Para aqueles que têm dúvidas sobre suas baterias, a recomendação é clara: é aconselhável entrar em contato com a companhia aérea com uma antecedência mínima de 48 horas. Isso fornece um prazo suficiente para esclarecimentos e pode evitar surpresas e dores de cabeça no dia da viagem.

Regras internacionais, o que muda se você viajar para fora do Brasil

As normas em vigor no Brasil estão em conformidade com padrões internacionais, mas há nuances que devem ser observadas, especialmente em viagens para o exterior. Nos Estados Unidos e na Europa, por exemplo, as regulamentações são semelhantes às brasileiras, mas a EASA (Agência Europeia de Segurança Aérea) proíbe o despacho de baterias de lítio, um ponto que deve ser levado em consideração.

Por outro lado, alguns países, como a China, implementaram regras ainda mais rigorosas, limitando consideravelmente o uso de power banks. Portanto, se você está planejando viajar internacionalmente, é vital dar uma conferida nas diretrizes da companhia aérea e do país de destino, uma vez que o que pode ser permitido no Brasil pode não ser aceito em outros locais, especialmente durante escalas.

Frequently Asked Questions

Posso levar um power bank de mais de 160Wh no avião?

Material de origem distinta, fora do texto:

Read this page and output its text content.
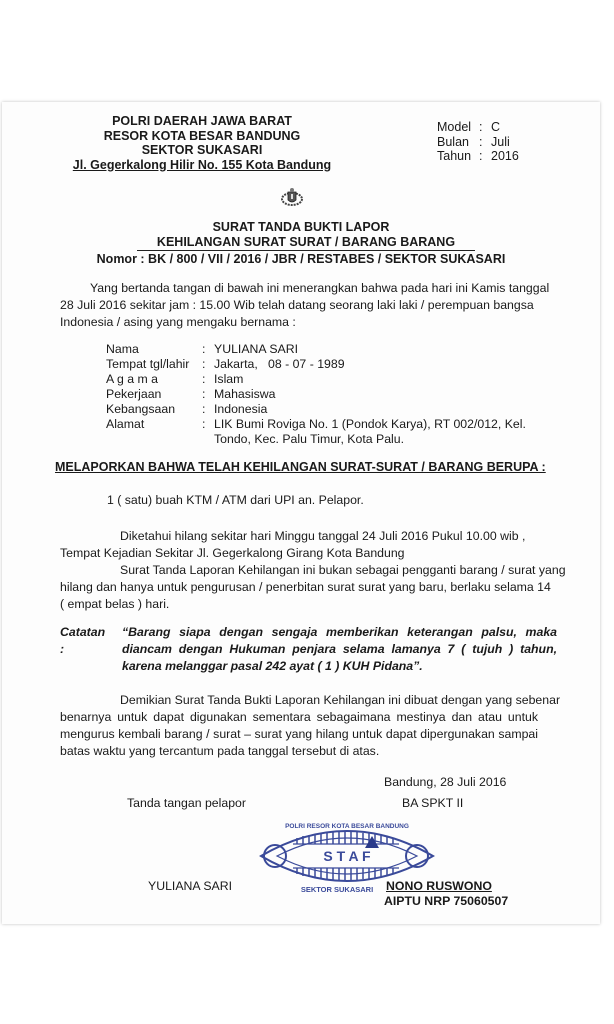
POLRI DAERAH JAWA BARAT
RESOR KOTA BESAR BANDUNG
SEKTOR SUKASARI
Jl. Gegerkalong Hilir No. 155 Kota Bandung
Model : C
Bulan : Juli
Tahun : 2016
SURAT TANDA BUKTI LAPOR
KEHILANGAN SURAT SURAT / BARANG BARANG
Nomor : BK / 800 / VII / 2016 / JBR / RESTABES / SEKTOR SUKASARI
Yang bertanda tangan di bawah ini menerangkan bahwa pada hari ini Kamis tanggal
28 Juli 2016 sekitar jam : 15.00 Wib telah datang seorang laki laki / perempuan bangsa
Indonesia / asing yang mengaku bernama :
Nama	: YULIANA SARI
Tempat tgl/lahir	: Jakarta,   08 - 07 - 1989
A g a m a	: Islam
Pekerjaan	: Mahasiswa
Kebangsaan	: Indonesia
Alamat	: LIK Bumi Roviga No. 1 (Pondok Karya), RT 002/012, Kel. Tondo, Kec. Palu Timur, Kota Palu.
MELAPORKAN BAHWA TELAH KEHILANGAN SURAT-SURAT / BARANG BERUPA :
1 ( satu) buah KTM / ATM dari UPI an. Pelapor.
Diketahui hilang sekitar hari Minggu tanggal 24 Juli 2016 Pukul 10.00 wib ,
Tempat Kejadian Sekitar Jl. Gegerkalong Girang Kota Bandung
Surat Tanda Laporan Kehilangan ini bukan sebagai pengganti barang / surat yang
hilang dan hanya untuk pengurusan / penerbitan surat surat yang baru, berlaku selama 14
( empat belas ) hari.
Catatan :
“Barang siapa dengan sengaja memberikan keterangan palsu, maka diancam dengan Hukuman penjara selama lamanya 7 ( tujuh ) tahun, karena melanggar pasal 242 ayat ( 1 ) KUH Pidana”.
Demikian Surat Tanda Bukti Laporan Kehilangan ini dibuat dengan yang sebenar
benarnya untuk dapat digunakan sementara sebagaimana mestinya dan atau untuk mengurus kembali barang / surat – surat yang hilang untuk dapat dipergunakan sampai batas waktu yang tercantum pada tanggal tersebut di atas.
Bandung, 28 Juli 2016
Tanda tangan pelapor	BA SPKT II
S T A F
POLRI RESOR KOTA BESAR BANDUNG
SEKTOR SUKASARI
YULIANA SARI	NONO RUSWONO
AIPTU NRP 75060507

Não. Qualquer power bank com capacidade acima de 160 Wh é estritamente proibido em voos comerciais e será confiscado antes do embarque.

Qual é a capacidade máxima de power bank que posso levar a bordo?

Você pode levar power banks até 100 Wh sem qualquer restrição. Modelos entre 100 Wh e 160 Wh requerem autorização da companhia aérea.

Posso carregar meu celular com meu power bank durante o voo?

É desaconselhado usar o power bank para carregar outros dispositivos durante o voo, e a recarga do próprio power bank é proibida.

Onde devo guardar meu power bank dentro do avião?

Ele deve ser mantido na bagagem de mão e deve estar acessível e visível, como no bolsão da cadeira ou sob o assento à sua frente.

O que acontece se eu embarcar com um power bank em desacordo com as novas regras?

As consequências podem variar de confisco do dispositivo a proibição de embarque, sem direito a reembolso.

Devo verificar a capacidade do meu power bank antes de viajar?

Sim. É altamente recomendável verificar a capacidade, especialmente se você estiver viajando internacionalmente, onde as regras podem ser mais rígidas.

Conclusão

Para garantir uma viagem tranquila e sem imprevistos, é fundamental que os passageiros estejam cientes das novas regras sobre o transporte de power banks nos voos. Com as constantes atualizações das diretrizes para a segurança aérea, cada viajante deve se preparar adequadamente, informando-se sobre a capacidade do seu dispositivo, os locais corretos para armazená-lo e as políticas da companhia aérea. Dessa forma, você estará não apenas respeitando as normas, mas também contribuindo para a segurança de todos a bordo. Então, nunca subestime a importância dessa preparação, pois ela pode fazer toda a diferença em sua experiência de viagem.